The flat key that embodies this quality with particular poignancy is E flat major – at least, that’s how it seems when one encounters it in Beethoven. His late, great String Quartet Op. 127, the ‘Eroica‘ Symphony and the ‘Emperor’ Piano Concerto are all in this key.
There’s a similar spaciousness, tinged with awe, in Mozart’s E flat major music, particularly the pieces he wrote with Masonic connections, such as the Piano Concerto K482 and the Magic Flute (three is a significant number for Masons, thus the use of a key with three flats).
Surely the most spacious and mighty of all these E flat major pieces is to be found in Wagner. His mighty Ring cycle begins with several minutes of unblemished E flat major harmony.
The great philosopher Heraclitus remarked that ‘when taken to extremes, opposites meet,’ and that’s certainly the case with keys. Pursue the circle of keys to the maximum distance from ‘homely’ C major in either direction, and you find yourself at a point when ‘sharpness’ and ‘flatness’ do actually meet.

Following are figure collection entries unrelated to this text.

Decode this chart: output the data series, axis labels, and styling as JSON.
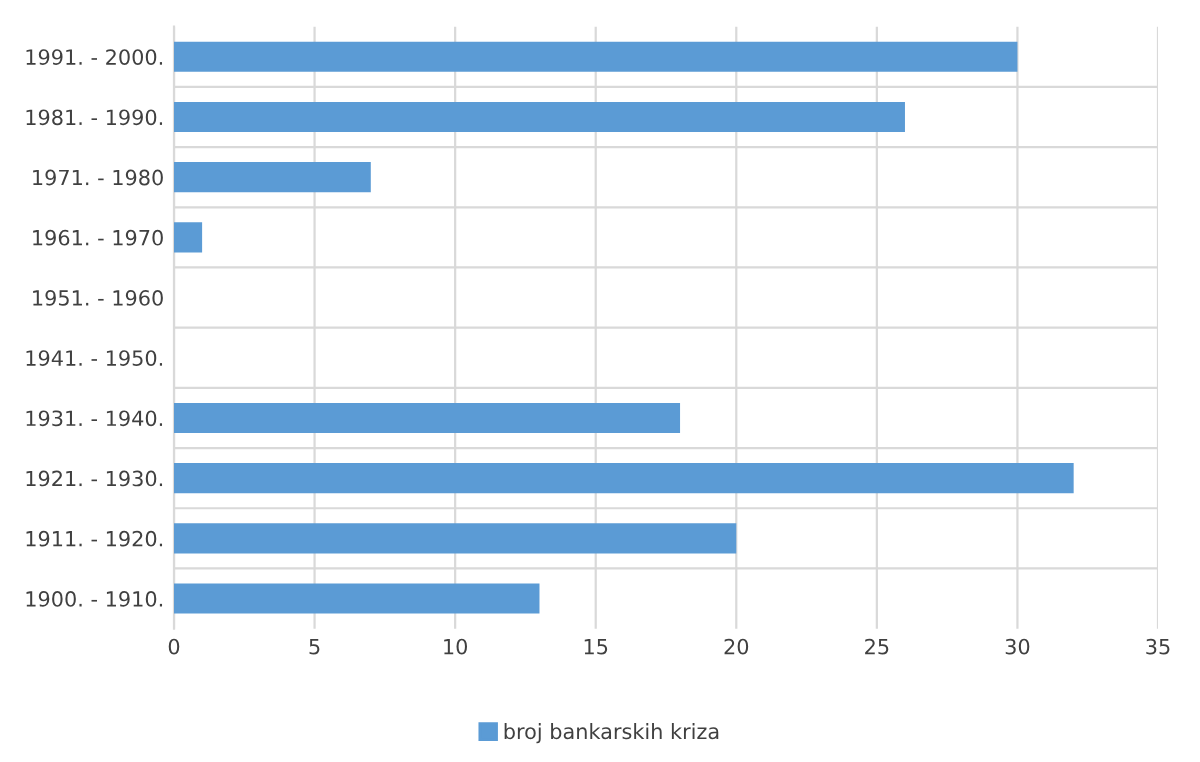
{
  "chart_data": {
    "type": "bar",
    "orientation": "horizontal",
    "categories": [
      "1991. - 2000.",
      "1981. - 1990.",
      "1971. - 1980",
      "1961. - 1970",
      "1951. - 1960",
      "1941. - 1950.",
      "1931. - 1940.",
      "1921. - 1930.",
      "1911. - 1920.",
      "1900. - 1910."
    ],
    "series": [
      {
        "name": "broj bankarskih kriza",
        "color": "#5b9bd5",
        "values": [
          30,
          26,
          7,
          1,
          0,
          0,
          18,
          32,
          20,
          13
        ]
      }
    ],
    "xlim": [
      0,
      35
    ],
    "xticks": [
      0,
      5,
      10,
      15,
      20,
      25,
      30,
      35
    ],
    "grid": true,
    "legend": "bottom"
  }
}
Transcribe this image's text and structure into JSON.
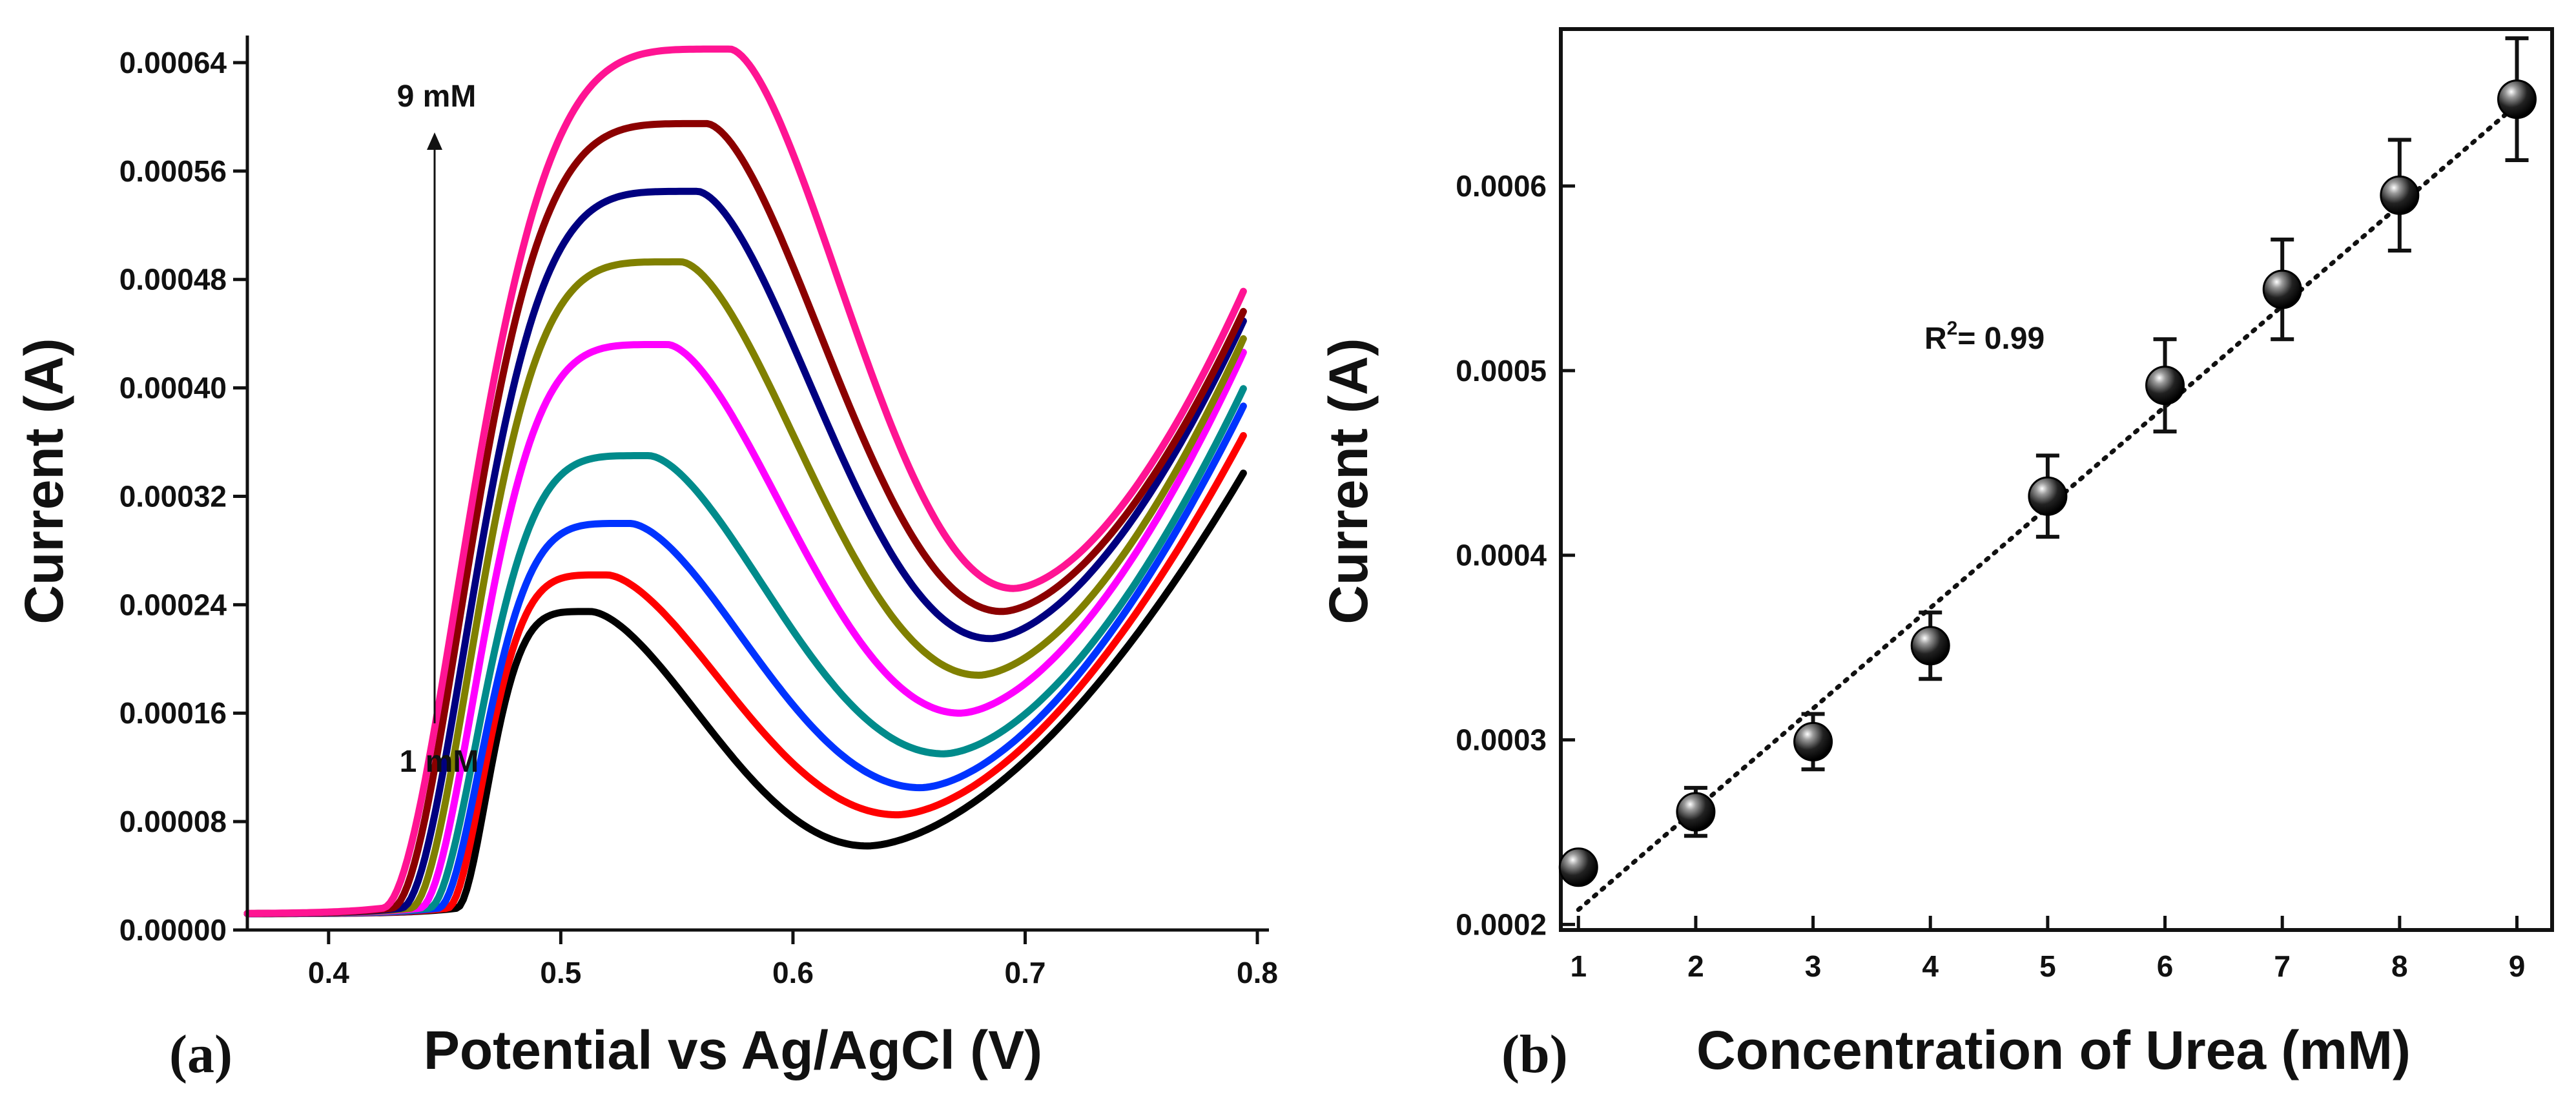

A key that has this curious ambiguity is the one that begins on the note C sharp. C sharp major has seven sharps, and is so rare that it’s hard to ascribe much character to it – though there is perhaps a peculiar magical brightness in pieces such as Transports Op. 63 by Charles-Valentin Alkan, the slow movement of Poulenc’s Two-Piano Sonata and ‘Ondine’ from Ravel’s haunting Gaspard de la nuit.

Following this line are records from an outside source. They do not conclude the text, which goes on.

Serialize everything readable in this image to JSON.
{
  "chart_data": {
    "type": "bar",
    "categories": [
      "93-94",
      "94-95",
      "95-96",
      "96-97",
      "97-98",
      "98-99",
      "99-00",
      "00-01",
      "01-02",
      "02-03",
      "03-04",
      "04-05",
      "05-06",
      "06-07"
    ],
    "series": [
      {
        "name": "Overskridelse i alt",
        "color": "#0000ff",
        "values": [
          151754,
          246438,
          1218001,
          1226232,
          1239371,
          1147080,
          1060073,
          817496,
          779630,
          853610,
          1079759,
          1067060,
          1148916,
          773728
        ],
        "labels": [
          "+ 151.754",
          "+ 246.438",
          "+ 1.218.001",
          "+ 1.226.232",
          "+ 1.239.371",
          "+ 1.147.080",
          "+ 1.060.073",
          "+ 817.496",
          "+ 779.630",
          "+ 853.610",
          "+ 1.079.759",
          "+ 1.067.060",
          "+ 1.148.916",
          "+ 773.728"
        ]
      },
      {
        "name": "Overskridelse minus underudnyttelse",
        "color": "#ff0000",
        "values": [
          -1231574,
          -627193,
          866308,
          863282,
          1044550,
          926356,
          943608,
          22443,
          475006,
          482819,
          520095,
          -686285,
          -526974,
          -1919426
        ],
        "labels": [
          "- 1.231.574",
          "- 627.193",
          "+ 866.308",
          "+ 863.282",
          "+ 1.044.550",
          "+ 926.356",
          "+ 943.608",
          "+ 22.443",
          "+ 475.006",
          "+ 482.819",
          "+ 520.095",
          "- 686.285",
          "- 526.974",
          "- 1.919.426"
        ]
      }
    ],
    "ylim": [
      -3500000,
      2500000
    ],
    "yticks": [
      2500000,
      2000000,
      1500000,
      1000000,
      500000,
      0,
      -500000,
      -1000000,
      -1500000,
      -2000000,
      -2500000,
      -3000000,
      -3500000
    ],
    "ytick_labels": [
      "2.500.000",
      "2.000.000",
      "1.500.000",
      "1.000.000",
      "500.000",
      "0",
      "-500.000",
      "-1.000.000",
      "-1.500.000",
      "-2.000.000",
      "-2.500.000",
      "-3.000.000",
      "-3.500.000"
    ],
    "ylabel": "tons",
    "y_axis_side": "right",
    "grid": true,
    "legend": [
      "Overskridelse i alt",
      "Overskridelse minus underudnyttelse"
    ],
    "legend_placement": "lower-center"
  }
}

The really extraordinary thing is that when composers spell this key as D flat major (rather than C sharp major), a completely different kind of music emerges – spacious and mysteriously serene, as in the slow movement of Beethoven’s ‘Appassionata’ Sonata and Chopin’s D flat major Nocturne.
Most music is written in sensible keys with only a few sharps or flats, partly to avoid the fatigue of complicated key signatures. But this distance and awkwardness seems to go hand-in-hand with expressive oddity.
There’s a parallel with human character. Madmen and geniuses live at a higher pitch of intensity than ‘normal’ people, but they lack the wide middle ground of feeling. So it is with keys. The remote ones come across as slightly pathological, and therefore of limited use.
A good example is E flat minor, sometimes encountered in its alternative ‘spelling’ of D sharp minor. Charpentier described it as ‘horrible, frightful,’ and Christian Schubart said it evoked ‘Feelings of the anxiety of the soul’s deepest distress, of brooding despair, of blackest depression, of the most gloomy condition of the soul.’
Russian composers seem to favour this strange region. It’s the key of (among others) Prokofiev’s Sixth Symphony and Rachmaninov’s famous Elegie Op. 3 No. 1, and it also gives the opening of Part Two of Mahler’s 8th Symphony a strange colour.